Twenty-eight females were suffering from Gram-negative bacterial web space lesion versus only 10 males with female to male ratio 2.8 : 1. This disagrees with Aste et al. [2] who reported that Gram-negative interweb foot infection represents a male-to-female ratio of 4 : 1. Also Lin et al. [4] reported that foot bacterial intertrigo was more common in men (82%). The more prevalence in male gender can be related to the more frequent use of closed shoes for occupational and nonoccupational activities such as during the practice of sports.

Generally speaking, the routine diagnosis of interdigital lesions depends mainly upon history and clinical appearance with or without the need for direct microscopy of a KOH preparation, bacterial cultures, and/or Wood’s light examination while web space biopsy is not routinely used. Yet this study declared the additional value of web space histopathology with clinical correlation in definitive diagnosis of interdigital lesions.

Despite the great clinical similarities, after clinicopathological correlations, we have diagnosed a lot of cases of interdigital eczema (52% of cases). These were clinically manifested as pruritic macerated glazed skin usually limited to the interdigital space. PAS-positive cases (interdigital fungal intertrigo) which constituted 25% of cases were clinically presented as pruritic, wet, and macerated interdigital space which usually extended to the plantar and/or dorsal surface of the foot. Some cases were associated with fungal infection of other parts of the body. Cases of callosity of toe web space (19%) were characterized by a well-defined white plaque limited to the web space. Three cases of interdigital warts were diagnosed (3%): two cases were asymptomatic while the third case was complaining of painful lesion. All of the 3 cases were associated with planter warts.

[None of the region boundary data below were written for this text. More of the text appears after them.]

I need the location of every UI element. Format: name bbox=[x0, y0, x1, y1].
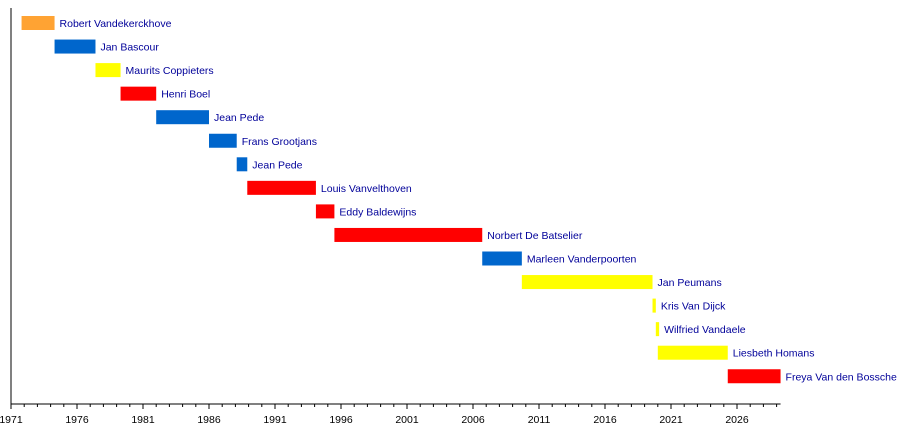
x-tick-label: 1981 bbox=[131, 414, 155, 425]
x-axis: 1971 1976 1981 1986 1991 1996 2001 2006 2011 2016… bbox=[0, 8, 781, 426]
x-tick-label: 2026 bbox=[725, 414, 749, 425]
timeline-bar bbox=[247, 180, 316, 195]
bar-label: Frans Grootjans bbox=[242, 136, 317, 148]
timeline-bar bbox=[95, 63, 121, 78]
timeline-bar bbox=[54, 39, 96, 54]
bar-label: Eddy Baldewijns bbox=[339, 206, 416, 218]
bar-label: Maurits Coppieters bbox=[126, 65, 214, 77]
x-tick-label: 1991 bbox=[263, 414, 287, 425]
timeline-bar bbox=[236, 157, 248, 172]
bar-label: Wilfried Vandaele bbox=[664, 324, 746, 336]
bars-group: Robert Vandekerckhove Jan Bascour Maurits … bbox=[21, 16, 897, 384]
bar-label: Marleen Vanderpoorten bbox=[527, 254, 637, 266]
timeline-bar bbox=[657, 345, 728, 360]
bar-label: Liesbeth Homans bbox=[733, 348, 815, 360]
x-tick-label: 1971 bbox=[0, 414, 23, 425]
x-tick-label: 1996 bbox=[329, 414, 353, 425]
bar-label: Norbert De Batselier bbox=[487, 230, 583, 242]
bar-label: Freya Van den Bossche bbox=[786, 371, 897, 383]
bar-label: Robert Vandekerckhove bbox=[60, 18, 172, 30]
bar-label: Jan Bascour bbox=[100, 42, 159, 54]
timeline-bar bbox=[655, 322, 660, 337]
bar-label: Jan Peumans bbox=[658, 277, 722, 289]
bar-label: Louis Vanvelthoven bbox=[321, 183, 412, 195]
timeline-bar bbox=[120, 86, 157, 101]
x-tick-label: 1986 bbox=[197, 414, 221, 425]
timeline-bar bbox=[521, 275, 653, 290]
bar-label: Jean Pede bbox=[252, 159, 302, 171]
x-tick-label: 2011 bbox=[528, 414, 551, 425]
timeline-bar bbox=[315, 204, 335, 219]
timeline-bar bbox=[482, 251, 522, 266]
timeline-bar bbox=[209, 133, 237, 148]
x-tick-label: 2001 bbox=[395, 414, 419, 425]
timeline-bar bbox=[334, 227, 483, 242]
x-tick-label: 2006 bbox=[461, 414, 485, 425]
bar-label: Henri Boel bbox=[161, 89, 210, 101]
x-tick-label: 1976 bbox=[65, 414, 89, 425]
x-tick-label: 2016 bbox=[593, 414, 617, 425]
timeline-bar bbox=[652, 298, 656, 313]
x-tick-label: 2021 bbox=[659, 414, 683, 425]
timeline-bar bbox=[21, 16, 55, 30]
timeline-bar bbox=[727, 369, 781, 384]
timeline-bar bbox=[156, 110, 209, 125]
bar-label: Kris Van Dijck bbox=[661, 301, 726, 313]
bar-label: Jean Pede bbox=[214, 112, 264, 124]
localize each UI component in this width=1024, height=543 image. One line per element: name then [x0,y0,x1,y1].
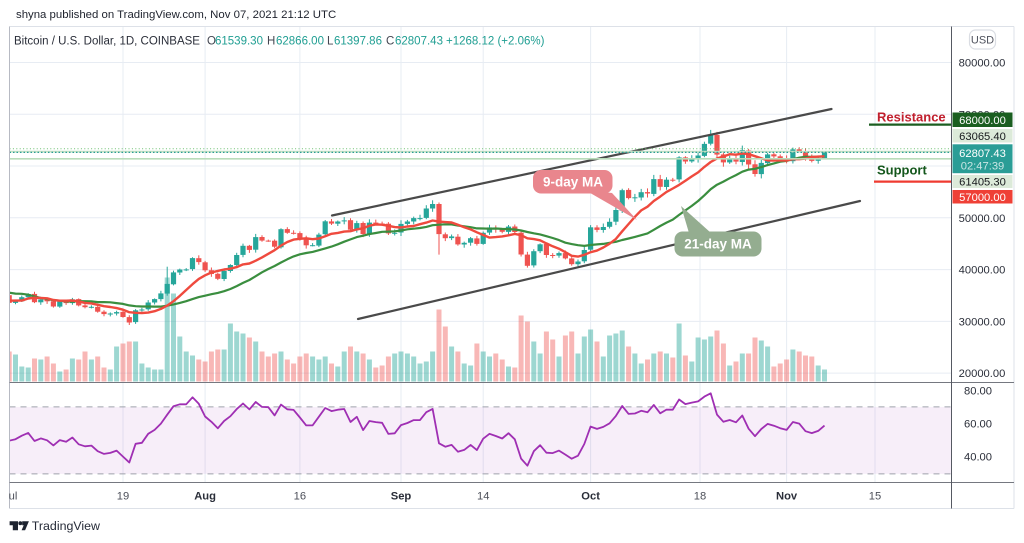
svg-text:USD: USD [971,35,994,47]
svg-text:61539.30: 61539.30 [215,36,263,48]
svg-text:57000.00: 57000.00 [959,192,1006,204]
svg-text:21-day MA: 21-day MA [684,237,752,252]
svg-text:19: 19 [117,491,129,503]
svg-text:68000.00: 68000.00 [959,115,1006,127]
svg-text:15: 15 [869,491,881,503]
svg-text:63065.40: 63065.40 [959,131,1006,143]
svg-text:shyna published on TradingView: shyna published on TradingView.com, Nov … [16,9,336,21]
svg-text:62807.43: 62807.43 [959,148,1006,160]
svg-text:C: C [386,36,394,48]
svg-text:14: 14 [477,491,489,503]
svg-text:Support: Support [877,163,927,178]
svg-text:60.00: 60.00 [964,419,992,431]
svg-text:61397.86: 61397.86 [334,36,382,48]
svg-text:O: O [207,36,216,48]
svg-text:L: L [327,36,334,48]
svg-text:62807.43: 62807.43 [395,36,443,48]
svg-text:30000.00: 30000.00 [959,316,1006,328]
svg-text:+1268.12 (+2.06%): +1268.12 (+2.06%) [446,36,545,48]
svg-text:16: 16 [294,491,306,503]
svg-text:Resistance: Resistance [877,110,946,125]
svg-text:ul: ul [9,491,18,503]
svg-text:80000.00: 80000.00 [959,58,1006,70]
svg-text:02:47:39: 02:47:39 [961,160,1005,172]
svg-text:Aug: Aug [194,491,216,503]
svg-text:Oct: Oct [581,491,600,503]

In this study, we found a healthy 49-year-old female clinically presented with pruritic interdigital lesions of 3 weeks’ duration. Examination revealed bilateral and symmetrical whitish ill-defined plaques in the second and the third web spaces of both feet. Biopsy was characteristic for lichen planus. This is a very rare site for lichen planus. We think that it is important to recall such underestimated variant of lichen planus and other uncommon dermatoses in this site.

5. Conclusion

Many cases of web space lesions can be overdiagnosed, underdiagnosed, or misdiagnosed. These may be caused by different conditions including eczema, fungal intertrigo, erythrasma, callosity, wart, or even lichen planus. Although fungal foot infection is common, we suggest that patients who do not respond to topical and/or systemic antifungal therapy should be reexamined for another primary or secondary dermatologic condition that may resemble pedal fungal intertrigo. The diagnostic procedures in this work can be complementary to each other and can be used as an investigative workup tailored to individual patients who have resistant to treat or have atypical interdigital lesions.

Conflict of Interests

The authors declare that there is no conflict of interests regarding the publication of this paper.